A Systematic Review of Risk of HIV Transmission Through Biting or Spitting

Implications for Policy

FV Cresswell; J Ellis; J Hartley; CA Sabin; C Orkin; DR Churchill


HIV Medicine. 2018;19(8):532-540. 

In This Article

Abstract and Introduction


Objectives: The perceived threat of HIV transmission through spitting and biting is evidenced by the increasing use of "spit hoods" by Police Forces in the UK. In addition, a draft parliamentary bill has called for increased penalties for assaults on emergency workers, citing the risk of communicable disease transmission as one justification. We aimed to review literature relating to the risk of HIV transmission through biting or spitting.

Methods: A systematic literature search was conducted using Medline, Embase and Northern Lights databases and conference websites using search terms relating to HIV, AIDS, bite, spit and saliva. Inclusion and exclusion criteria were applied to identified citations. We classified plausibility of HIV transmission as low, medium, high or confirmed based on pre-specified criteria.

Results: A total of 742 abstracts were reviewed, yielding 32 articles for full-text review and 13 case reports/series after inclusion and exclusion criteria had been applied. There were no reported cases of HIV transmission related to spitting and nine cases identified following a bite, in which the majority occurred between family (six of nine), in fights involving serious wounds (three of nine), or to untrained first-aiders placing fingers in the mouth of someone having a seizure (two of nine). Only four cases were classified as highly plausible or confirmed transmission. None related to emergency workers and none were in the UK.

Conclusions: There is no risk of transmitting HIV through spitting, and the risk through biting is negligible. Post-exposure prophylaxis is not indicated after a bite in all but exceptional circumstances. Policies to protect emergency workers should be developed with this evidence in mind.


Detailed epidemiological studies since the 1990s have provided insight into the risk of HIV transmission through sexual exposure and needlestick injuries, and have informed policy and behaviour around the use of barrier contraception, universal precautions and HIV post-exposure prophylaxis (PEP).[1–8] Recent longitudinal studies have also shown that HIV-positive individuals on antiretroviral therapy (ART) with an undetectable plasma HIV viral load do not transmit HIV and there is increasing acceptance of the concept "undetectable = untransmissible" (U=U).[9,10] National guidelines on HIV PEP have used these data in informing their recommendations. Provision of PEP is not recommended following potential exposure from biting and spitting; however, the risk of HIV transmission from such exposures has not been systematically evaluated.[11]

In the UK, human bite injuries are a common presentation to the emergency department, comprising around 0.1% of all attendances.[12] Bites represent an occupational risk to emergency workers such as policemen, paramedics, doctors and nurses, and are more likely to occur when dealing with patients with seizures, aggressive members of the public, children and those with cognitive impairment.[13] In the USA there are an estimated 622 bites to emergency workers per year.[14] A retrospective 4-year review of attendees to a single UK emergency department identified 421 presentations with human bites, amounting to one every 3 days.[12] Bites vary in severity from petechial haemorrhage to contusion, abrasion, laceration and avulsion.[15]

Spitting represents another occupational hazard faced by emergency workers, with the Metropolitan Police alone reporting 264 spitting incidents between 2014 and 2016.[16] Saliva has been shown to lyse HIV particles in vitro as a result of hypotonicity and many salivary proteins inhibit and inactivate HIV particles.[17]

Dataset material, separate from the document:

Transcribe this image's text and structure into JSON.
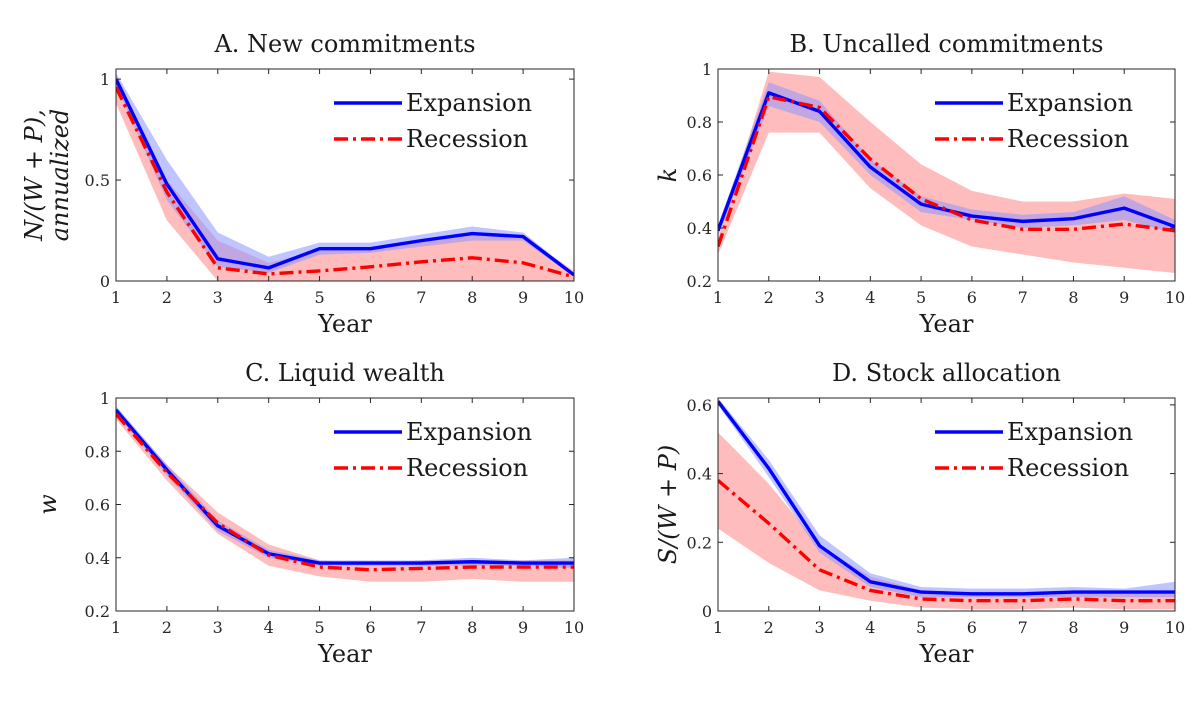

The perceived threat of HIV and other blood-borne virus transmission through spitting and biting is evidenced by the increasing use by police forces of "spit hoods" (which are placed on potential assailants to reduce the risk of exposure to arresting officers). As of November 2016, 17 out of 49 police forces in the UK now use "spit hoods".[18] In addition, a draft parliamentary bill has called for increased penalties for assaults on emergency workers, citing the risk of communicable disease transmission as one justification.[19] The draft bill also recommends mandatory provision of "intimate samples, without reasonable excuse" from those accused of spitting on emergency workers, with refusal to provide such specimens punishable as an offence. In the USA, harsh sentencing for those accused of spitting while knowingly HIV positive has been carried out, with the accused charged with causing harm by "means of a deadly weapon".[20]

We undertook a systematic literature review of HIV transmission related to biting or spitting to ensure that decisions about future policy and practice pertaining to biting and spitting incidents are informed by current medical evidence.